The same question mark looms over Meyer's second season, albeit in a slightly different form. Ohio State is almost certain to open the season in the top five in the preseason polls, with legitimate designs on finishing at the top. But as difficult as it is to run the table in a major conference, is it realistic to expect any team to turn the trick two years in a row? Even with two BCS titles in a span of three years, Meyer never managed to pull off a perfect season in his tenure at Florida. Did his first team in Columbus set the bar too high, too quickly for what amounts to a rebuilding project? With every goal back on the table, the inevitably high expectationsin 2013 will be matched only by the uncertainty.

Of course, some of that will stem from doubts about just how good the 2012 edition was in the first place. Early on, the Buckeyes struggled to put away a 16-point underdog, Cal, in a game tied with less than four minutes to play; the following week, it was well into the fourth quarter before they managed to close the door against UAB. In conference play, they gave up 49 points in an uncomfortably close call at Indiana, barely escaped an upset bid by Purdue in overtime and also needed OT to get past Wisconsin. It was a young, flawed team, besieged by injuries on defense, which allowed more yards (360) and points (22.8) per game than any OSU team since the turn of the century. The Buckeyes did not defeat an elite opponent and won six games by a touchdown or less.

But that doesn't change the fact that a) Ohio State was the best team in a watered-down Big Ten by an unusually wide margin, or b) It returns the best player in the league, Braxton Miller, who has only begun to tap his potential in Meyer's system. Effective as he was last year in the role of a glorified tailback, churning out a team-high 1,271 rushing yards on just shy of 19 carries per game (including sacks), Miller was far less consistent with his arm, struggling to complete even half of his passes against B1G defenses. For the season, his pass efficiency rating as a sophomore (140.5) barely improved from the 138.4 rating he turned in as a true freshman. Still, there was no trace of the deer-in-the-headlights look that defined his debut, and much to indicate Miller is on the same trajectory as his most obvious doppelgänger in scarlet and gray, Troy Smith, who won the Heisman Trophy a year before it went to Meyer's prize protégé, Tim Tebow. Miller is arguably a better athlete than Smith or Tebow, and on pace to match both as a passer.

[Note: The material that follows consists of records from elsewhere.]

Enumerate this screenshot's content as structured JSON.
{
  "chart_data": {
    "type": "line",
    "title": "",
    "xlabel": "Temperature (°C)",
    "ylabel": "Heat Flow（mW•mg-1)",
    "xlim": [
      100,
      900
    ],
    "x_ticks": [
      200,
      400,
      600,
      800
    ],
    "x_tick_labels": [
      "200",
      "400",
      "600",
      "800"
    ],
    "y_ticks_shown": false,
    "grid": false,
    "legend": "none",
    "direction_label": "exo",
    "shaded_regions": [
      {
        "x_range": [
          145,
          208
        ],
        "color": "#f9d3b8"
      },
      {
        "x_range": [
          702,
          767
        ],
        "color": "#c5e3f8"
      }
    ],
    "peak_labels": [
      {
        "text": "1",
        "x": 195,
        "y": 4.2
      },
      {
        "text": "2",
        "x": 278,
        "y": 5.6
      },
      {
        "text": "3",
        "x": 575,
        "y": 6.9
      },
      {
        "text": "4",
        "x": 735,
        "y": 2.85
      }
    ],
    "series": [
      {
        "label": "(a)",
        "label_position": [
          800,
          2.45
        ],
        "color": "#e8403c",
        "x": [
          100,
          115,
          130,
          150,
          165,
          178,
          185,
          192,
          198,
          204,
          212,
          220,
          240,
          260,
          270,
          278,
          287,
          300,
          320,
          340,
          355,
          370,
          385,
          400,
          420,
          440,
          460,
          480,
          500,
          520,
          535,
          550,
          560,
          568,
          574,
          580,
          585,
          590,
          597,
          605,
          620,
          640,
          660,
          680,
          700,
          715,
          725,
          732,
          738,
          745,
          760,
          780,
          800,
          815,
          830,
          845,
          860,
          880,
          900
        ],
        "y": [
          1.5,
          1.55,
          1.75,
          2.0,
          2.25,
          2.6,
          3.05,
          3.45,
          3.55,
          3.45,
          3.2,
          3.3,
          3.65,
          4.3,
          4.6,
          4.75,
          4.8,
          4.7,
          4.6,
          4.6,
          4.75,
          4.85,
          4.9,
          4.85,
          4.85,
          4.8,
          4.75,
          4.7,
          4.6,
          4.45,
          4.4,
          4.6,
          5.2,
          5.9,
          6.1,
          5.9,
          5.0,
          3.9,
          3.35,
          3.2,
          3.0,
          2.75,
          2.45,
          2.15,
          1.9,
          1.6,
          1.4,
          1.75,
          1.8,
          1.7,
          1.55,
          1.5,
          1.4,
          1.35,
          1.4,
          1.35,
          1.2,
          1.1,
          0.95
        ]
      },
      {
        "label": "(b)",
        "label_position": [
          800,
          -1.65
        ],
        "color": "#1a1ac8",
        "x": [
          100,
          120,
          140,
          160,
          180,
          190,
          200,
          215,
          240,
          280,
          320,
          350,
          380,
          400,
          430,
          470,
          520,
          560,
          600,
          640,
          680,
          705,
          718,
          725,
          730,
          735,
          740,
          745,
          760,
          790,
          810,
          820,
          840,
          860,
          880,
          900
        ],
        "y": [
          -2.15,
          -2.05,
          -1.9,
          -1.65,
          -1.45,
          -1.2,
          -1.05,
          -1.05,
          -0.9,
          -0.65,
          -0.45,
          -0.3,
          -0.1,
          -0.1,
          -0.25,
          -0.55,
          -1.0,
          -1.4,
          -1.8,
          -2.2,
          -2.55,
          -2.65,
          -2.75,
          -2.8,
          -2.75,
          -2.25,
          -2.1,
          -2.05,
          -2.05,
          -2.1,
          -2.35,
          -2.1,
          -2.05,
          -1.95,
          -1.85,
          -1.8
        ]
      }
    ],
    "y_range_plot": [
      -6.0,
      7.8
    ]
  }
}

Thirteen of 22 starters in the season-ending win over Michigan are scheduled to be back, including Miller, top tailback Carlos Hyde, leading receivers Corey Brown and Devin Smith, four starters on the offensive line and the top four tacklers on defense. That number does not include the blue-chip defensive line haul that highlighted Meyer's first recruiting class, which will be crucial to replacing a pair of All-Big Ten anchors up front, John Simon and Johnathan Hankins, after spending its first season on campus in substantial backup roles. The front seven as a whole is losing all four starters on the line and three of four regulars at linebacker, where sophomore Ryan Shazier was the only constant.

But Meyer has made a habit of building on initial success. In his second year at Utah, the Utes went 11-0 in the regular season, won the Mountain West going away and capped the season with a blowout win in the Fiesta Bowl. In his second year at Florida, the Gators won the SEC title and blew out Ohio State in the BCS Championship Game. In his second year at Ohio State, he's going to have a third-year starter tailor-made for his system, against a schedule at least as favorable as the one the Buckeyes just completed.

By the same token, Ohio State will be held to a higher standard, and will not have sanctions, youth or "rebuilding" to fall back on if the encore doesn't go as planned. Meyer wasted no time making OSU his team, successfully relegating both the successes and the rapid collapse of the Jim Tressel era to the rearview mirror. Where the Buckeyes' 14-0 run to the national championship in Tressel's second season caught everyone by surprise -- especially at the end -- Meyer already faces a scenario in which anything less this fall runs the risk of going down as a minor disappointment. Then again, that's exactly the scenario for which he's being paid.